Stephen Tall at LibDemVoice provides an interesting link to a research paper by a group called Onalytica, which asks whether the share of internet coverage during an election campaign influences their poll results.
Going through it quickly, I didn’t get the feeling that much substance can be taken from it – there wasn’t anything related to the actual election results that I noticed. The idea that Nick Clegg’s sudden boost from the 1st debate might have been a temporary novelty effect, for instance. Did Gordon Brown’s gaffe really make a difference or was it just coincidence? It seems to be an exercise in causation / correlation errors, and I wonder if they have focused on the froth and ignored the tide.
Their analysis of that gaffe provides a good example of why I wouldn’t rely on the judgement of any author of this paper:
Note that Gordon Brown’s influence boost due to the ‘bigot scandal’ did not translate to an equally rapid poll increase for Labour.
Well, of course gaffes don’t lead to poll increases. Although they do go on to cover negative sentiment, this does suggest to me that they may be too intent on proving an assumption that “coverage = results” as compared to seeing what the numbers tell them.
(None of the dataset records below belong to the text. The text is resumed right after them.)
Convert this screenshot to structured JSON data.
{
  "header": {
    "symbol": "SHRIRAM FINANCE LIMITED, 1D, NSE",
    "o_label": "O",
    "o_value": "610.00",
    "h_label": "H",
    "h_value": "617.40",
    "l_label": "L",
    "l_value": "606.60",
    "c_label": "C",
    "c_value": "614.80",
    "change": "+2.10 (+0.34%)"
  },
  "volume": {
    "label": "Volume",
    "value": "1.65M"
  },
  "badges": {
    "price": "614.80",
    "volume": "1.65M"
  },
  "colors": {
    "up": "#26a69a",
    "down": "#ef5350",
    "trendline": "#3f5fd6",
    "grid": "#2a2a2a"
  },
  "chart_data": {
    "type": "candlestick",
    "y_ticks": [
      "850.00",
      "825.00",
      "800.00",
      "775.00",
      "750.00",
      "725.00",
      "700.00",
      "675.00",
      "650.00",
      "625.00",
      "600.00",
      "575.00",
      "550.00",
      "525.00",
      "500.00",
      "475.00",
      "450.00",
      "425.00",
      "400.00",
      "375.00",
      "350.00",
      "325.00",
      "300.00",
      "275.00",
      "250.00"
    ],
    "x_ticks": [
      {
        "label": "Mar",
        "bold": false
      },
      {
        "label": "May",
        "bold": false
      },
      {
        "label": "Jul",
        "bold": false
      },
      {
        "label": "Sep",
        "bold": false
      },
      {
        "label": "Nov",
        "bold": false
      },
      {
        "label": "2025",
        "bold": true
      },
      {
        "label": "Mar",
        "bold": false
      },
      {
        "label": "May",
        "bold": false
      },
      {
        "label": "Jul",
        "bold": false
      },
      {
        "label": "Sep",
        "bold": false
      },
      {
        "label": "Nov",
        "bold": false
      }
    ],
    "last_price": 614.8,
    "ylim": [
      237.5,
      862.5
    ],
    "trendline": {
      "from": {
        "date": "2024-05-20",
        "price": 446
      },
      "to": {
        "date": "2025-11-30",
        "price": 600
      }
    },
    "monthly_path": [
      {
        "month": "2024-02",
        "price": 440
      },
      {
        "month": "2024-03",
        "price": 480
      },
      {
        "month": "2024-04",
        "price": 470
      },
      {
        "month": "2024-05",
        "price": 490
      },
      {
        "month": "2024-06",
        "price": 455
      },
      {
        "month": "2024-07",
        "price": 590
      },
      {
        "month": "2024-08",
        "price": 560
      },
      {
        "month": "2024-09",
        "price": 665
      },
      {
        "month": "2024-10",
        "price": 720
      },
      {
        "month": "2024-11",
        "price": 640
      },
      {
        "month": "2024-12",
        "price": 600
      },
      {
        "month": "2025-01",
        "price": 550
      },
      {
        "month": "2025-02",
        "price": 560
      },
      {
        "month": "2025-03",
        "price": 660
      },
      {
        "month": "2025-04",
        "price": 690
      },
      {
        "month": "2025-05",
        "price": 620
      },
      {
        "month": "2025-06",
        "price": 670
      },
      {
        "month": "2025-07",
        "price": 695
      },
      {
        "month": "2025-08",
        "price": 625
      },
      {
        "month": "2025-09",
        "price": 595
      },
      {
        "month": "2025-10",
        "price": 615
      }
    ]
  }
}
In terms of methodology, there are two significant factors they don’t address. First, it is a very common error in social media to assume that volume relates to influence. However, any serious research on the subject (I believe) shows that individuals are far more influenced by their circumstances and their close social circle than the media. Their Share-of-Influence metric is a prejudicial name, ignores the well covered debate about self-reported voting intentions vs actual voting results, and would be better described as Share-of-Coverage.
Second, online articles and popularity polls are both ways of measuring public sentiment. They should be closely correlated, and I don’t know that measuring them a day apart is not sufficient to assess their independence or otherwise. For instance, imagine the news breaks that unemployment has shot up, and it gets extensive coverage online. When a poll is taken the next day, the party in charge has dropped. Did the pundits really have any influence? Were they anything other than a faster measurement of public opinion than conducting a full formal poll?
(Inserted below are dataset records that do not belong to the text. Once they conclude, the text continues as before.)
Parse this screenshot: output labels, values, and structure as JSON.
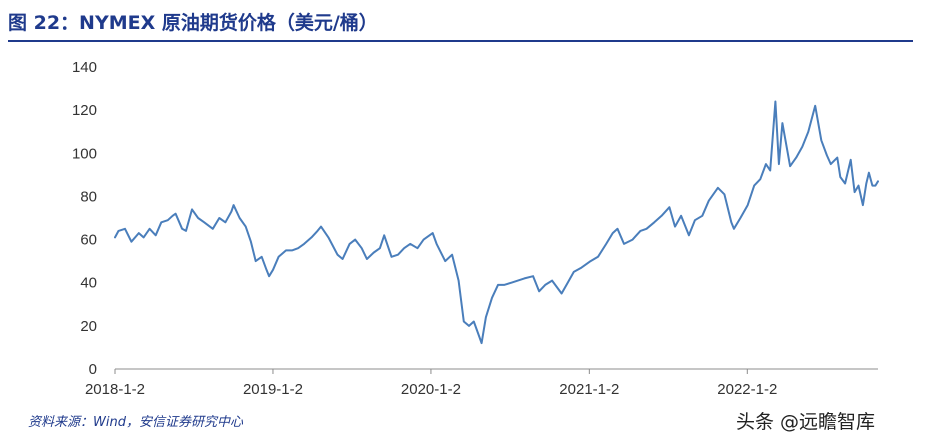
{
  "figure": {
    "title": "图 22：NYMEX 原油期货价格（美元/桶）",
    "source": "资料来源：Wind，安信证券研究中心",
    "watermark": "头条 @远瞻智库"
  },
  "colors": {
    "title": "#1f3a8c",
    "line": "#4a7ebb",
    "axis": "#8c8c8c"
  },
  "chart_data": {
    "type": "line",
    "title": "NYMEX 原油期货价格（美元/桶）",
    "xlabel": "",
    "ylabel": "",
    "ylim": [
      0,
      140
    ],
    "yticks": [
      0,
      20,
      40,
      60,
      80,
      100,
      120,
      140
    ],
    "xlim": [
      "2018-01-02",
      "2022-10-31"
    ],
    "xtick_labels": [
      "2018-1-2",
      "2019-1-2",
      "2020-1-2",
      "2021-1-2",
      "2022-1-2"
    ],
    "grid": false,
    "legend": "none",
    "series": [
      {
        "points": [
          [
            "2018-01-02",
            61
          ],
          [
            "2018-01-10",
            64
          ],
          [
            "2018-01-25",
            65
          ],
          [
            "2018-02-09",
            59
          ],
          [
            "2018-02-26",
            63
          ],
          [
            "2018-03-09",
            61
          ],
          [
            "2018-03-23",
            65
          ],
          [
            "2018-04-06",
            62
          ],
          [
            "2018-04-19",
            68
          ],
          [
            "2018-05-04",
            69
          ],
          [
            "2018-05-15",
            71
          ],
          [
            "2018-05-22",
            72
          ],
          [
            "2018-06-06",
            65
          ],
          [
            "2018-06-15",
            64
          ],
          [
            "2018-06-29",
            74
          ],
          [
            "2018-07-13",
            70
          ],
          [
            "2018-07-27",
            68
          ],
          [
            "2018-08-16",
            65
          ],
          [
            "2018-08-31",
            70
          ],
          [
            "2018-09-14",
            68
          ],
          [
            "2018-09-28",
            73
          ],
          [
            "2018-10-03",
            76
          ],
          [
            "2018-10-17",
            70
          ],
          [
            "2018-10-31",
            66
          ],
          [
            "2018-11-12",
            59
          ],
          [
            "2018-11-23",
            50
          ],
          [
            "2018-12-07",
            52
          ],
          [
            "2018-12-18",
            46
          ],
          [
            "2018-12-24",
            43
          ],
          [
            "2019-01-02",
            46
          ],
          [
            "2019-01-15",
            52
          ],
          [
            "2019-02-01",
            55
          ],
          [
            "2019-02-15",
            55
          ],
          [
            "2019-03-01",
            56
          ],
          [
            "2019-03-15",
            58
          ],
          [
            "2019-04-01",
            61
          ],
          [
            "2019-04-15",
            64
          ],
          [
            "2019-04-23",
            66
          ],
          [
            "2019-05-10",
            61
          ],
          [
            "2019-05-31",
            53
          ],
          [
            "2019-06-12",
            51
          ],
          [
            "2019-06-28",
            58
          ],
          [
            "2019-07-11",
            60
          ],
          [
            "2019-07-26",
            56
          ],
          [
            "2019-08-07",
            51
          ],
          [
            "2019-08-23",
            54
          ],
          [
            "2019-09-06",
            56
          ],
          [
            "2019-09-16",
            62
          ],
          [
            "2019-10-03",
            52
          ],
          [
            "2019-10-18",
            53
          ],
          [
            "2019-11-01",
            56
          ],
          [
            "2019-11-15",
            58
          ],
          [
            "2019-12-02",
            56
          ],
          [
            "2019-12-16",
            60
          ],
          [
            "2020-01-06",
            63
          ],
          [
            "2020-01-15",
            58
          ],
          [
            "2020-02-04",
            50
          ],
          [
            "2020-02-20",
            53
          ],
          [
            "2020-03-06",
            41
          ],
          [
            "2020-03-18",
            22
          ],
          [
            "2020-03-30",
            20
          ],
          [
            "2020-04-10",
            22
          ],
          [
            "2020-04-21",
            16
          ],
          [
            "2020-04-28",
            12
          ],
          [
            "2020-05-08",
            24
          ],
          [
            "2020-05-22",
            33
          ],
          [
            "2020-06-05",
            39
          ],
          [
            "2020-06-19",
            39
          ],
          [
            "2020-07-06",
            40
          ],
          [
            "2020-07-21",
            41
          ],
          [
            "2020-08-05",
            42
          ],
          [
            "2020-08-25",
            43
          ],
          [
            "2020-09-08",
            36
          ],
          [
            "2020-09-22",
            39
          ],
          [
            "2020-10-08",
            41
          ],
          [
            "2020-10-30",
            35
          ],
          [
            "2020-11-13",
            40
          ],
          [
            "2020-11-27",
            45
          ],
          [
            "2020-12-15",
            47
          ],
          [
            "2021-01-05",
            50
          ],
          [
            "2021-01-22",
            52
          ],
          [
            "2021-02-10",
            58
          ],
          [
            "2021-02-25",
            63
          ],
          [
            "2021-03-08",
            65
          ],
          [
            "2021-03-23",
            58
          ],
          [
            "2021-04-12",
            60
          ],
          [
            "2021-04-30",
            64
          ],
          [
            "2021-05-14",
            65
          ],
          [
            "2021-06-01",
            68
          ],
          [
            "2021-06-18",
            71
          ],
          [
            "2021-07-06",
            75
          ],
          [
            "2021-07-19",
            66
          ],
          [
            "2021-08-02",
            71
          ],
          [
            "2021-08-20",
            62
          ],
          [
            "2021-09-03",
            69
          ],
          [
            "2021-09-20",
            71
          ],
          [
            "2021-10-05",
            78
          ],
          [
            "2021-10-26",
            84
          ],
          [
            "2021-11-10",
            81
          ],
          [
            "2021-11-26",
            68
          ],
          [
            "2021-12-02",
            65
          ],
          [
            "2021-12-17",
            70
          ],
          [
            "2022-01-03",
            76
          ],
          [
            "2022-01-18",
            85
          ],
          [
            "2022-02-01",
            88
          ],
          [
            "2022-02-14",
            95
          ],
          [
            "2022-02-24",
            92
          ],
          [
            "2022-03-08",
            124
          ],
          [
            "2022-03-16",
            95
          ],
          [
            "2022-03-24",
            114
          ],
          [
            "2022-04-11",
            94
          ],
          [
            "2022-04-25",
            98
          ],
          [
            "2022-05-09",
            103
          ],
          [
            "2022-05-23",
            110
          ],
          [
            "2022-06-08",
            122
          ],
          [
            "2022-06-22",
            106
          ],
          [
            "2022-07-05",
            99
          ],
          [
            "2022-07-14",
            95
          ],
          [
            "2022-07-29",
            98
          ],
          [
            "2022-08-05",
            89
          ],
          [
            "2022-08-16",
            86
          ],
          [
            "2022-08-29",
            97
          ],
          [
            "2022-09-07",
            82
          ],
          [
            "2022-09-16",
            85
          ],
          [
            "2022-09-26",
            76
          ],
          [
            "2022-10-04",
            86
          ],
          [
            "2022-10-10",
            91
          ],
          [
            "2022-10-18",
            85
          ],
          [
            "2022-10-25",
            85
          ],
          [
            "2022-10-31",
            87
          ]
        ]
      }
    ]
  }
}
Although they say “the relationships may be interpreted as follows; on average, a 10% increase in a party’s share of the total UK Election discussion, the day before a poll, resulted in a 9% increase in poll results for the Tories”, the graphs they use only support correlation, not causation. It takes me an hour to read that paper and write this post – it would take a full day for a poll to be conducted and the results published. I feel it’s a very dubious assumption that the day’s delay in their study is anything more than the inherent lag in two different approaches to assessing the public mood.
They should consider a few more analyses before coming to such conclusions. First, the issue of polls lagging online articles: if you compare polls on the same day, or two days apart, do you get the same results? What about the other way around – do positive poll results lead to more coverage? Second, irrespective of a causal relationship, there will almost always be a correlation between the absolute numbers, because they tend not to change that significantly from day to day. But what if you graph the change in coverage versus change in polls? Third, perhaps the public is influenced by, say, the past three days of coverage – so what happens when you take some form of rolling or weighted average?
In short, they are using data that suggests the possibility of a causal relationship, but then simply “interpreting” that relationship instead of actually testing for it. If they are correct (it certainly seems a valid premise), then it is not by analysis but instinct. I wouldn’t recommend heavily investing in getting online coverage until a relationship to either poll or actual election results was more clearly shown.
They do seem to have an interesting dataset, however. It would be good to see more made of it.